3. Accessing your data

By Nadia Zatsepin

Arizona State University

Category

Series

Published on

Abstract

Accessing your data at LCLS

The LCLS data analysis website is an excellent resource to help users do everything from setting up an account to analyzing their LCLS data with LCLS software. Our site is designed to help you with data analysis for serial femtosecond crystallography experiments at LCLS. Help with topics particularly for single particle and solution scattering experiments will come later.

Please refer to the LCLS Computing site and LCLS Data Analysis for updated information.  

 

1. Learn about the basic data formats

Raw data from LCLS are written to the XTC format.  This data is optimized to work with the data acquisition system, not for convenience of reading.  Practically all experimental data are written to XTC files, and a set of such files are created for each "run" that is manually triggered by the experiment operator.  LCLS provides tools if you wish to write your own code that interacts with XTC data, but for developed methods such as crystallography it is not common to do this.

Pre-processing programs like Cheetah can convert subsets of XTC data (just the "good" frames) to a format that is easier to work with in subsequent analysis such as structure factor integration.  HDF5 is the usual and most recommended format.  CXI is now a standard format and are just HDF5 files that follow a particular set of specifications intended for working with diffraction data.

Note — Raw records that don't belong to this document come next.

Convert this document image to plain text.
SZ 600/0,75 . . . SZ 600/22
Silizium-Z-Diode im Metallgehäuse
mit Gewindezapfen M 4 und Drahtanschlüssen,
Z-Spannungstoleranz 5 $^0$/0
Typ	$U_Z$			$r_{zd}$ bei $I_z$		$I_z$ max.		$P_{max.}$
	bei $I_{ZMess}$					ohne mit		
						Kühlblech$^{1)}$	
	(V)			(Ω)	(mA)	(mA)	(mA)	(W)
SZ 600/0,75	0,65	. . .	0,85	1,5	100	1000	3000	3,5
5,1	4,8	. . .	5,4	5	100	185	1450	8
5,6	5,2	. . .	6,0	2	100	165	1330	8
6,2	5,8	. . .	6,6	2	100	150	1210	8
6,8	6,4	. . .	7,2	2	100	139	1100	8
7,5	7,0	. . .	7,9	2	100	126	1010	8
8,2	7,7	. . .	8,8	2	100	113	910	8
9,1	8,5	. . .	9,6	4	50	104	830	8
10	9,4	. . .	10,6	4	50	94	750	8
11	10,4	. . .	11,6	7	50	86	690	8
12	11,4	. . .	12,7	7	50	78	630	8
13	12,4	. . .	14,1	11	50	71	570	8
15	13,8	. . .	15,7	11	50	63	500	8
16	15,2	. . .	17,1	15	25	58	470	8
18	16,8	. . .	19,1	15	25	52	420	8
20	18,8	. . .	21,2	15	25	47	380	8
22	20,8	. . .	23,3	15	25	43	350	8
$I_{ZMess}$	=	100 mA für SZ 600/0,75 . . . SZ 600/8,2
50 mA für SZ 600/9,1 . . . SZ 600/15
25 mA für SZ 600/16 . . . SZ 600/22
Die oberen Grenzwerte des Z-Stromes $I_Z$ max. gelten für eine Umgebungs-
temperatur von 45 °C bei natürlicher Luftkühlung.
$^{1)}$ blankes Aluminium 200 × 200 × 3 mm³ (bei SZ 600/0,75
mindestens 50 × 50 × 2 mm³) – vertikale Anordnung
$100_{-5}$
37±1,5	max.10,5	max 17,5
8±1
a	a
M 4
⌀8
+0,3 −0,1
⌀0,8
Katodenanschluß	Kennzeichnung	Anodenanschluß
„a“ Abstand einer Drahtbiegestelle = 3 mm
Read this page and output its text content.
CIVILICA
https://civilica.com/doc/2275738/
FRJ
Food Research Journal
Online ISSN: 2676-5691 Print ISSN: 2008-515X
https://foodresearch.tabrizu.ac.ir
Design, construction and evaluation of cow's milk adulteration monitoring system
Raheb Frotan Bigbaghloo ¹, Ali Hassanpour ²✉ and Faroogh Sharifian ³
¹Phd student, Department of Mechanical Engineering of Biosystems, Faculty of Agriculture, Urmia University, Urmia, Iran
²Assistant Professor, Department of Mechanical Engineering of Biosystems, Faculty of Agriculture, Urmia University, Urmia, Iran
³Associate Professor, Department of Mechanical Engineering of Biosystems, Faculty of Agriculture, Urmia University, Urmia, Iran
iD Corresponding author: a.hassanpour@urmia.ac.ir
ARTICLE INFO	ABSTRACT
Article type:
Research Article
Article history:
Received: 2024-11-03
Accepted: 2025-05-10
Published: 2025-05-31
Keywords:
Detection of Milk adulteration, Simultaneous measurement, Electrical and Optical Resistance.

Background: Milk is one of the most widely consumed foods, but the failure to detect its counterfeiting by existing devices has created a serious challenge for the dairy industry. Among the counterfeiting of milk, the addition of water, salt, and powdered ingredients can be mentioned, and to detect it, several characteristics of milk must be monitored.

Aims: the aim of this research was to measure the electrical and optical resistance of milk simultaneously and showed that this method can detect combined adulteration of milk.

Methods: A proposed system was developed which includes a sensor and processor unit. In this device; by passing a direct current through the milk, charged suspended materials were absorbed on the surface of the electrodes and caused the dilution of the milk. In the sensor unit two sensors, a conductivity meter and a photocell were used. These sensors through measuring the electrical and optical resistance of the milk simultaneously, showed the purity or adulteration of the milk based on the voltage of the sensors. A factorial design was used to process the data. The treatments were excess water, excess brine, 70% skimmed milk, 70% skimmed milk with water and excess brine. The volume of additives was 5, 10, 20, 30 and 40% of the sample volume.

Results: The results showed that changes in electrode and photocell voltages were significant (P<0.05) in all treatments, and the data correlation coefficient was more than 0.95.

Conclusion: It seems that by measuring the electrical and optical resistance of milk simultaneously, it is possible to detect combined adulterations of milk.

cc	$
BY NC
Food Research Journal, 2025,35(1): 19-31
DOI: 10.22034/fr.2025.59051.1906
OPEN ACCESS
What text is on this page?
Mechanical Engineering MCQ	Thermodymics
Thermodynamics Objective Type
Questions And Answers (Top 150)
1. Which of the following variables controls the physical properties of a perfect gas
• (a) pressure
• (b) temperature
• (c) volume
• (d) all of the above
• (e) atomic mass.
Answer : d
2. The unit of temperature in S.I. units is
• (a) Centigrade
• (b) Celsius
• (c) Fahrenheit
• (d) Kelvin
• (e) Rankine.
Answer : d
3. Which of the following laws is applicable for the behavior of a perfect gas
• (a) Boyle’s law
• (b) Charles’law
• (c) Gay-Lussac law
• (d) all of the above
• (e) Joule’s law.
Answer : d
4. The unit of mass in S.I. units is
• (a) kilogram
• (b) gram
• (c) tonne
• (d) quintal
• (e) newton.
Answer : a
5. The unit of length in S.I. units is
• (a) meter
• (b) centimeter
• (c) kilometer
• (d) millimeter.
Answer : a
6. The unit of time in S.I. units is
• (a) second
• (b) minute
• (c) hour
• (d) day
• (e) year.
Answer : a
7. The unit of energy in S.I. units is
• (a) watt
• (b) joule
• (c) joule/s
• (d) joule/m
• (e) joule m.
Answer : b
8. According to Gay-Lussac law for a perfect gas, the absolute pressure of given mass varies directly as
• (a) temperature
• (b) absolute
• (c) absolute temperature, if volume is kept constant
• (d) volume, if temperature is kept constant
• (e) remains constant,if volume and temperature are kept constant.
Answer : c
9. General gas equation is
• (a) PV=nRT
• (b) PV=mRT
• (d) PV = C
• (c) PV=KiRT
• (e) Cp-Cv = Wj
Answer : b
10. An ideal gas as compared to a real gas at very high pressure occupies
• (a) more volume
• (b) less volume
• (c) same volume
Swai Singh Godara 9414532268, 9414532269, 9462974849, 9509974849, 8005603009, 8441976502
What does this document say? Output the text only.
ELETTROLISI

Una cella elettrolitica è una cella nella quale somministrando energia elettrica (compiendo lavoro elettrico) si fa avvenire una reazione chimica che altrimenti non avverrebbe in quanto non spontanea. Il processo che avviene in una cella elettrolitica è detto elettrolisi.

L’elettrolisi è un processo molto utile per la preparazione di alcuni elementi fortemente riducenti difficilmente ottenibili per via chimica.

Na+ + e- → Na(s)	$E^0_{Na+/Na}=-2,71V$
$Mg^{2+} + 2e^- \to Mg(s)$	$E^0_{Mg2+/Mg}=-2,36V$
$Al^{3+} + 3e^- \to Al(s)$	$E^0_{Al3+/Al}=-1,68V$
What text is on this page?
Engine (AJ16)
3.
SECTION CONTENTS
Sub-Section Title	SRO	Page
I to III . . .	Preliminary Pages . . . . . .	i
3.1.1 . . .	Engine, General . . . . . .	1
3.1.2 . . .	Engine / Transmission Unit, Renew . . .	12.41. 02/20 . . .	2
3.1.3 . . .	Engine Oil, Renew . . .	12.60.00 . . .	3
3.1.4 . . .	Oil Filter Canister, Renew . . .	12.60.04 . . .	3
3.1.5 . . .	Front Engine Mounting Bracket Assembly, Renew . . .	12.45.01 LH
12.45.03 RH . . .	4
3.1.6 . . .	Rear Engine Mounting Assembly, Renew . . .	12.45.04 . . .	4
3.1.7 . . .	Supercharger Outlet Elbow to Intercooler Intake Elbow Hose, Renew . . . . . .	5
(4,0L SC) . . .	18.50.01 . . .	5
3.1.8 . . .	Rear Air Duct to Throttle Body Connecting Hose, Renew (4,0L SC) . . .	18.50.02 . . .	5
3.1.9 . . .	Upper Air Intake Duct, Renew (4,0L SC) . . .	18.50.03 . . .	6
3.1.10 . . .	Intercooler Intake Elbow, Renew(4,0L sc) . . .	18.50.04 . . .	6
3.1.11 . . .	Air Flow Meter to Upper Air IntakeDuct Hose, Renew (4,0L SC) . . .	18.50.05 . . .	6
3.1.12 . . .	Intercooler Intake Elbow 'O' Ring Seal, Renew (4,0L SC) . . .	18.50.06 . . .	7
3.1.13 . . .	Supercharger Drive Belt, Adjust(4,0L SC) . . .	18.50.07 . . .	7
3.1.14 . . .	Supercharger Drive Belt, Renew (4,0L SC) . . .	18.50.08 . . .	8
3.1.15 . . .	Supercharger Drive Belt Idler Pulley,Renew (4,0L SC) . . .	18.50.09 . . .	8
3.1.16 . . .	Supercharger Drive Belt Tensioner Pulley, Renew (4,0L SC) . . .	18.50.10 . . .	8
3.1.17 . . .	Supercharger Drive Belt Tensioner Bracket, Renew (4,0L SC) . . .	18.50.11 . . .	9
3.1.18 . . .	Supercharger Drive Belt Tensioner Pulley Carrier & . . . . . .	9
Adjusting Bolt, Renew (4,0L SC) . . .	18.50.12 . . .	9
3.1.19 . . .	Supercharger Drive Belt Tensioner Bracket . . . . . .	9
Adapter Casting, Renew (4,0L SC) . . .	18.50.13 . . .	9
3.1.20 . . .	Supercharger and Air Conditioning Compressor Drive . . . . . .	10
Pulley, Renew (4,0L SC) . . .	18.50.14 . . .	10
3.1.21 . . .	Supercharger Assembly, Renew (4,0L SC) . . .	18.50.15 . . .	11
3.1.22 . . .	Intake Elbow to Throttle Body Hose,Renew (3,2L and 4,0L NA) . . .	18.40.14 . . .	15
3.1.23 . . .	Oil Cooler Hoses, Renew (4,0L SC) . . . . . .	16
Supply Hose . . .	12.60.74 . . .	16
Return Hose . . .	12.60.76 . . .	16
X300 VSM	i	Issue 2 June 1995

Programs like CrystFEL read HDF5 and CXI data, and output various files.  Cheetah also writes various "metadata" to text files for convenience of scripting.

 

2. Login on-site with an LCLS computer

If working on-site, you will be using one of the computers in the control room, or in the overflow / analysis room.  Those computers do not have direct access to the data, so you must ssh into an interactive analysis node by typing:

$ ssh psana

Be sure to pick an analysis machine that is not being used by the beamline operators, the sample injector team, or for live data monitoring. 

If your login is idle for a while, other users may log onto it and start running their analysis. You may check if someone is running jobs on it by typing:

$ top

If the node is too slow, try logging off and and logging back on again.  The job handling system will attempt to connect you to the node that is least busy.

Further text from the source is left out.